Jim Walker remembers when nuclear-energy-generated electricity was going to be too cheap to meter and when a law prevented the use of U.S. natural gas supplies for electricity generation.
Dr. Walker, an energy advisor in the Nixon and Ford administrations, was appointed to the California Energy Commission during the first Brown gubernatorial tenure and helped pioneer the utility-scale wind industry. Former CEO and current Board Vice Chair of wind and solar giant enXco, he was President of the American Wind Energy Association and worked in the geothermal and energy efficiency industries.
A renewables advocate, Walker nevertheless sees the need for a “portfolio” energy policy. “The utility industry and government tend to have these monomanias,” he said. “[But] if we keep wind, solar, natural gas, nuclear and strengthen the grid,” he explained, “that would be a pretty good electricity system.”
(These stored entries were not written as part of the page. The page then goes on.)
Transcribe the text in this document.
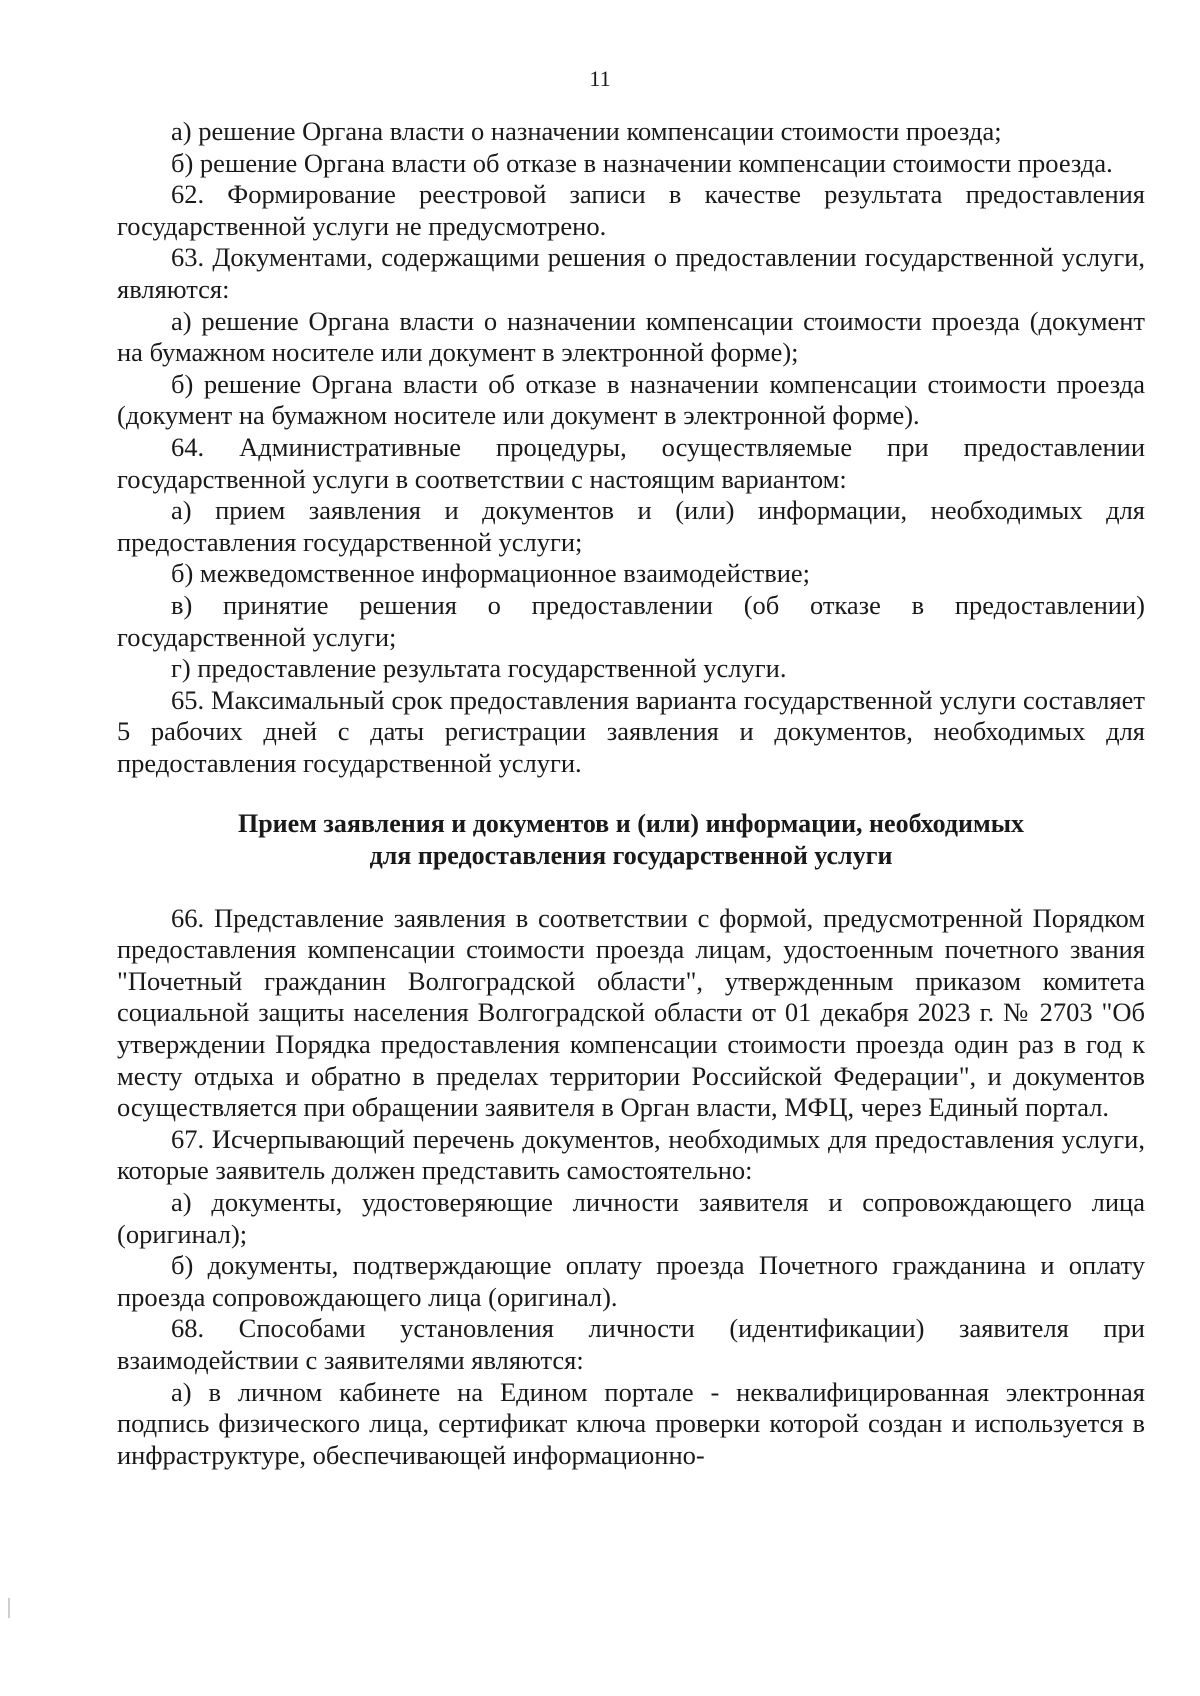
11

а) решение Органа власти о назначении компенсации стоимости проезда;

б) решение Органа власти об отказе в назначении компенсации стоимости проезда.

62. Формирование реестровой записи в качестве результата предоставления государственной услуги не предусмотрено.

63. Документами, содержащими решения о предоставлении государственной услуги, являются:

а) решение Органа власти о назначении компенсации стоимости проезда (документ на бумажном носителе или документ в электронной форме);

б) решение Органа власти об отказе в назначении компенсации стоимости проезда (документ на бумажном носителе или документ в электронной форме).

64. Административные процедуры, осуществляемые при предоставлении государственной услуги в соответствии с настоящим вариантом:

а) прием заявления и документов и (или) информации, необходимых для предоставления государственной услуги;

б) межведомственное информационное взаимодействие;

в) принятие решения о предоставлении (об отказе в предоставлении) государственной услуги;

г) предоставление результата государственной услуги.

65. Максимальный срок предоставления варианта государственной услуги составляет 5 рабочих дней с даты регистрации заявления и документов, необходимых для предоставления государственной услуги.

Прием заявления и документов и (или) информации, необходимых
для предоставления государственной услуги

66. Представление заявления в соответствии с формой, предусмотренной Порядком предоставления компенсации стоимости проезда лицам, удостоенным почетного звания "Почетный гражданин Волгоградской области", утвержденным приказом комитета социальной защиты населения Волгоградской области от 01 декабря 2023 г. № 2703 "Об утверждении Порядка предоставления компенсации стоимости проезда один раз в год к месту отдыха и обратно в пределах территории Российской Федерации", и документов осуществляется при обращении заявителя в Орган власти, МФЦ, через Единый портал.

67. Исчерпывающий перечень документов, необходимых для предоставления услуги, которые заявитель должен представить самостоятельно:

а) документы, удостоверяющие личности заявителя и сопровождающего лица (оригинал);

б) документы, подтверждающие оплату проезда Почетного гражданина и оплату проезда сопровождающего лица (оригинал).

68. Способами установления личности (идентификации) заявителя при взаимодействии с заявителями являются:

а) в личном кабинете на Едином портале - неквалифицированная электронная подпись физического лица, сертификат ключа проверки которой создан и используется в инфраструктуре, обеспечивающей информационно-
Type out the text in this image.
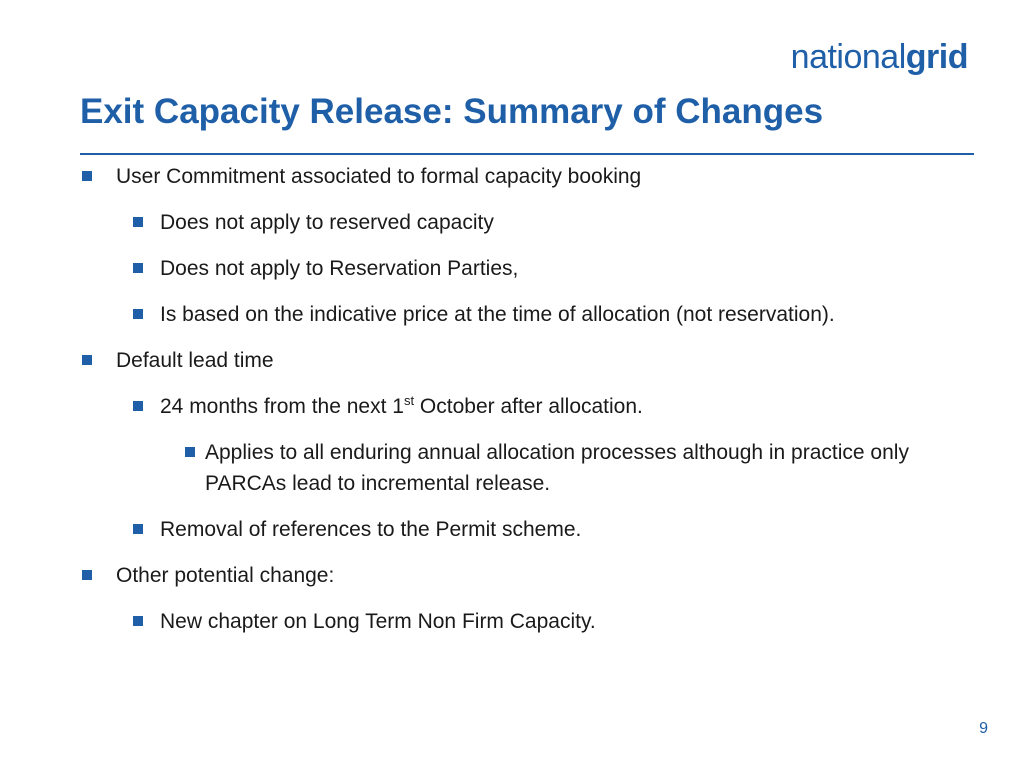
nationalgrid
Exit Capacity Release: Summary of Changes
User Commitment associated to formal capacity booking
Does not apply to reserved capacity
Does not apply to Reservation Parties,
Is based on the indicative price at the time of allocation (not reservation).
Default lead time
24 months from the next 1st October after allocation.
Applies to all enduring annual allocation processes although in practice only PARCAs lead to incremental release.
Removal of references to the Permit scheme.
Other potential change:
New chapter on Long Term Non Firm Capacity.
9
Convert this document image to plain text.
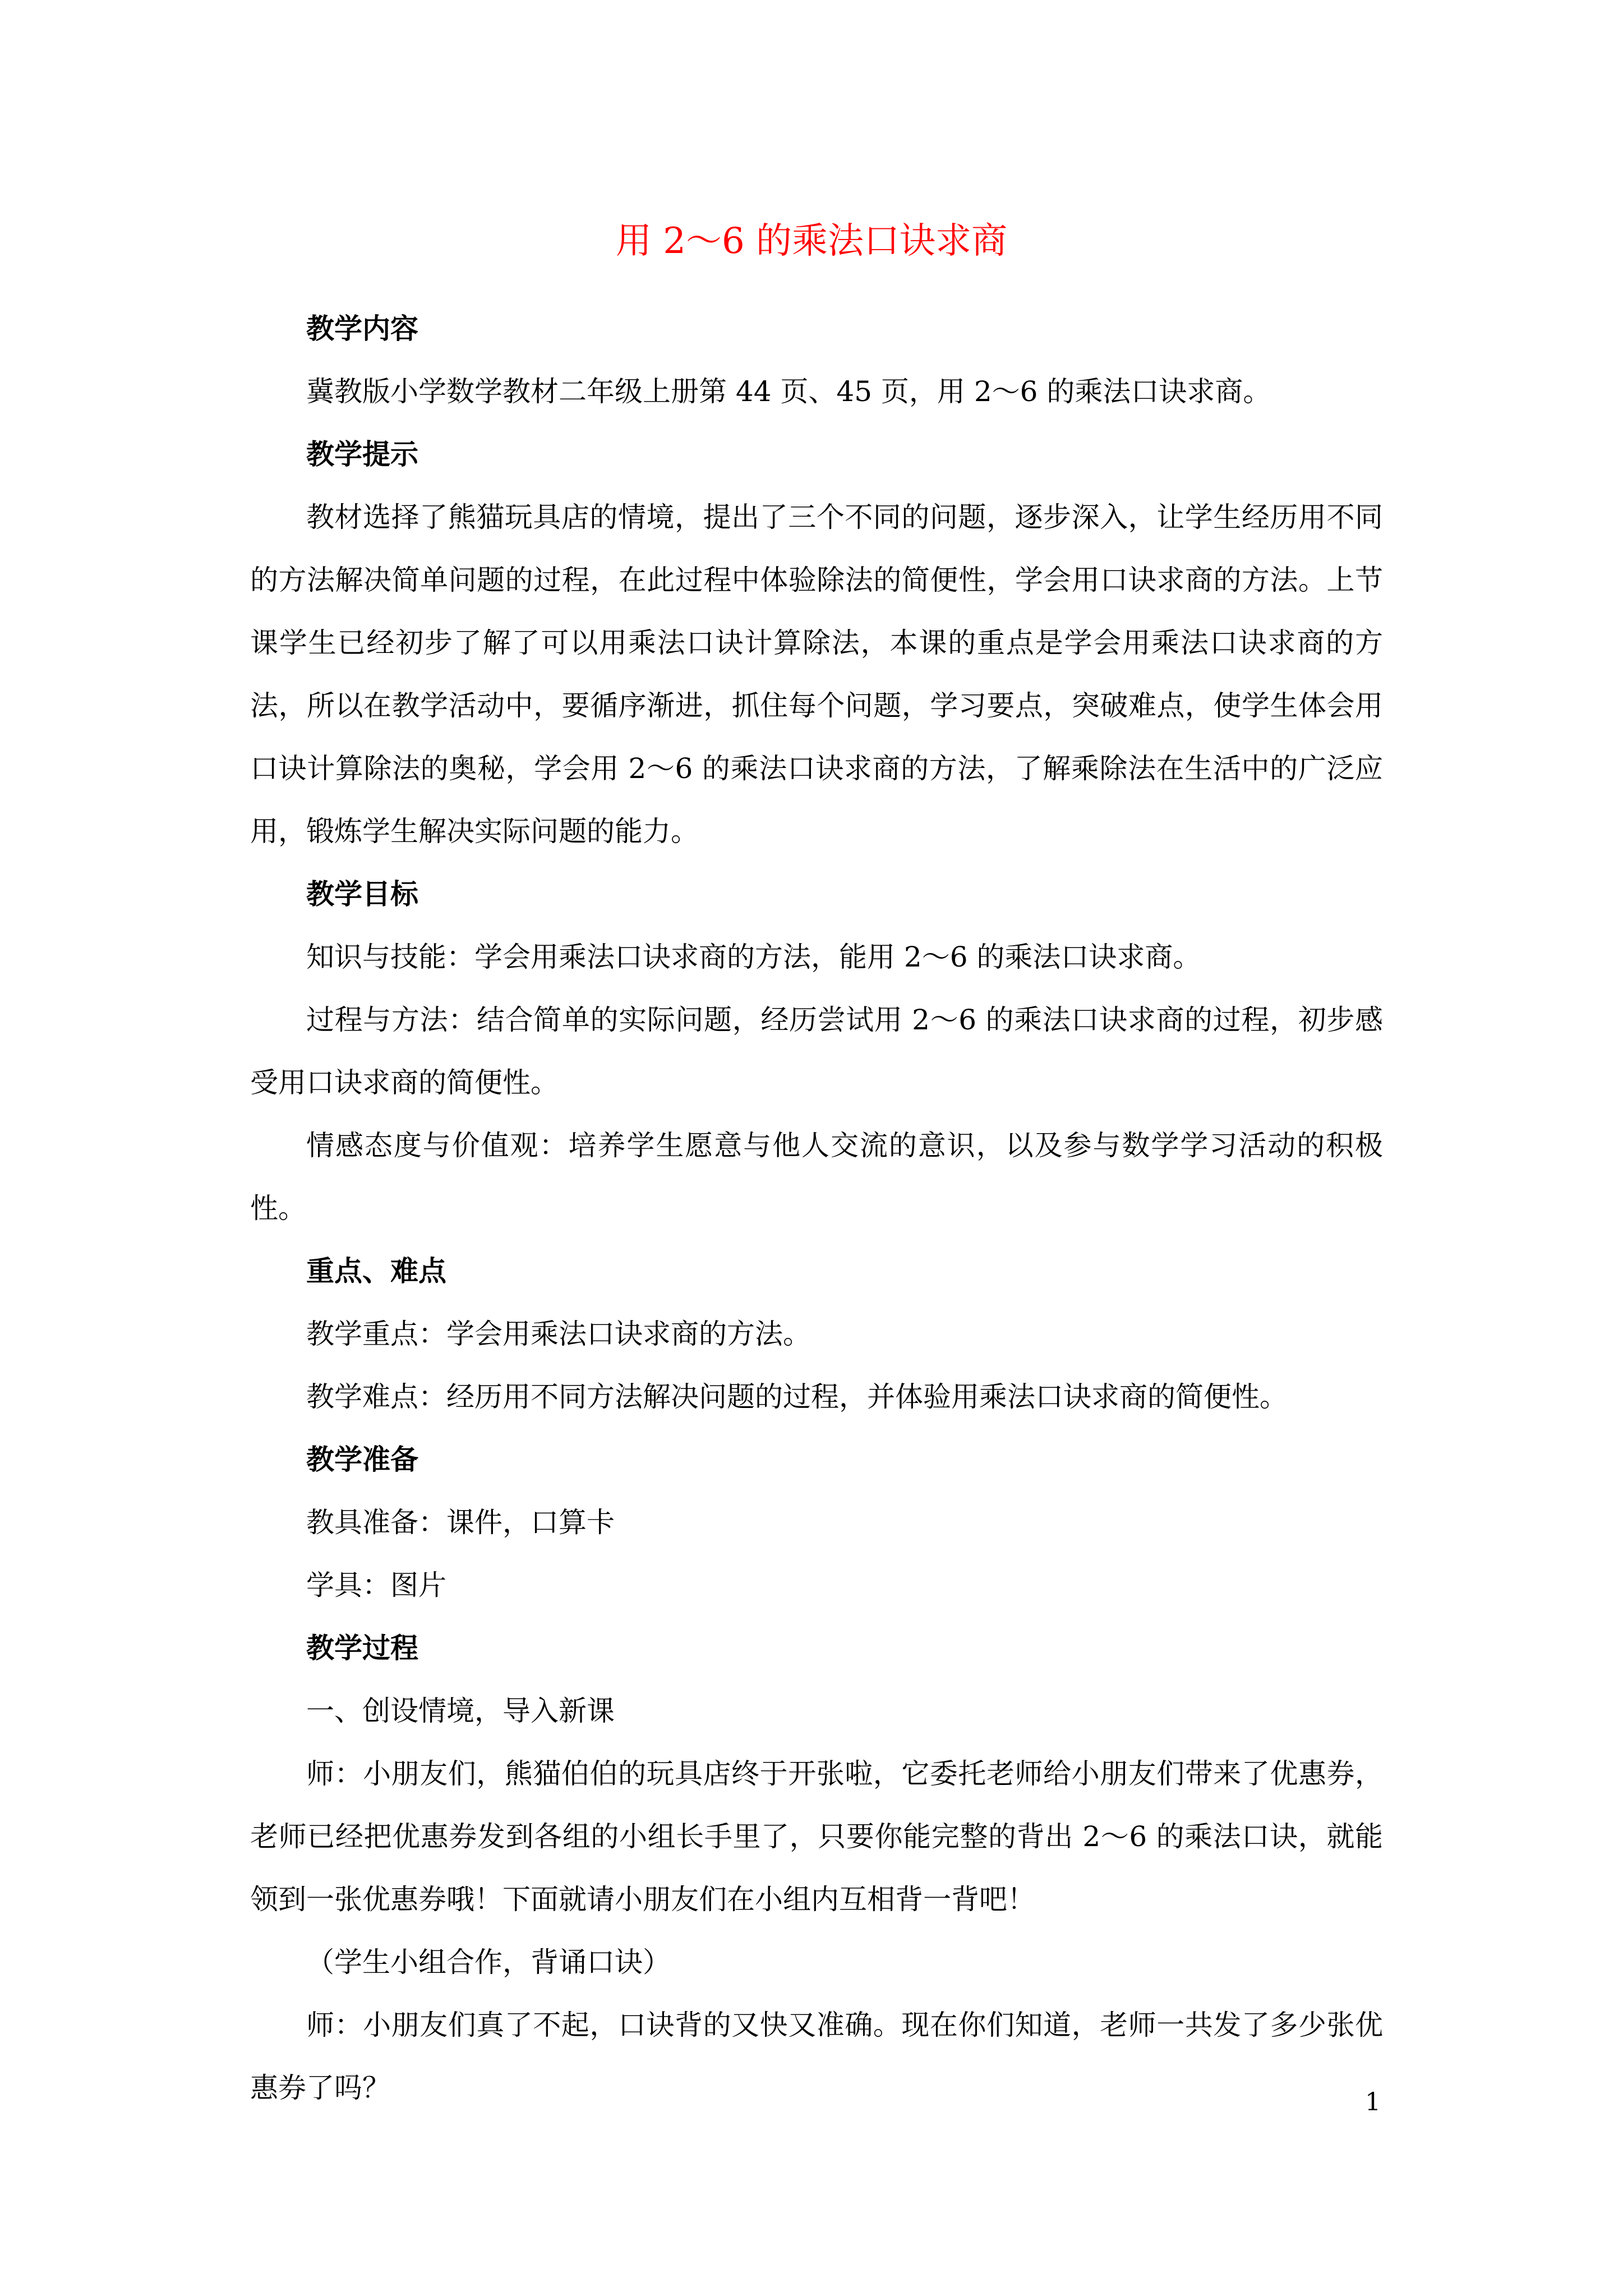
用 2～6 的乘法口诀求商

教学内容

冀教版小学数学教材二年级上册第 44 页、45 页，用 2～6 的乘法口诀求商。

教学提示

教材选择了熊猫玩具店的情境，提出了三个不同的问题，逐步深入，让学生经历用不同的方法解决简单问题的过程，在此过程中体验除法的简便性，学会用口诀求商的方法。上节课学生已经初步了解了可以用乘法口诀计算除法，本课的重点是学会用乘法口诀求商的方法，所以在教学活动中，要循序渐进，抓住每个问题，学习要点，突破难点，使学生体会用口诀计算除法的奥秘，学会用 2～6 的乘法口诀求商的方法，了解乘除法在生活中的广泛应用，锻炼学生解决实际问题的能力。

教学目标

知识与技能：学会用乘法口诀求商的方法，能用 2～6 的乘法口诀求商。

过程与方法：结合简单的实际问题，经历尝试用 2～6 的乘法口诀求商的过程，初步感受用口诀求商的简便性。

情感态度与价值观：培养学生愿意与他人交流的意识，以及参与数学学习活动的积极性。

重点、难点

教学重点：学会用乘法口诀求商的方法。

教学难点：经历用不同方法解决问题的过程，并体验用乘法口诀求商的简便性。

教学准备

教具准备：课件，口算卡

学具：图片

教学过程

一、创设情境，导入新课

师：小朋友们，熊猫伯伯的玩具店终于开张啦，它委托老师给小朋友们带来了优惠券，老师已经把优惠券发到各组的小组长手里了，只要你能完整的背出 2～6 的乘法口诀，就能领到一张优惠券哦！下面就请小朋友们在小组内互相背一背吧！

（学生小组合作，背诵口诀）

师：小朋友们真了不起，口诀背的又快又准确。现在你们知道，老师一共发了多少张优惠券了吗？	1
There is a place for nuclear but not coal, according to Walker. “You’d want to keep the nukes,” he said, “but you’re going to have a hard time keeping the nuke output where it is. Coal is going to be gradually phased out. I don’t see the breakthroughs coming in CCS (carbon sequestration) that you see in gas and wind and solar.”
Walker said wind and natural gas will lead because they are economically competitive. But with Congress denying the domestic wind industry an extension of its vital production tax credit (PTC), much new wind development will go abroad in the near term.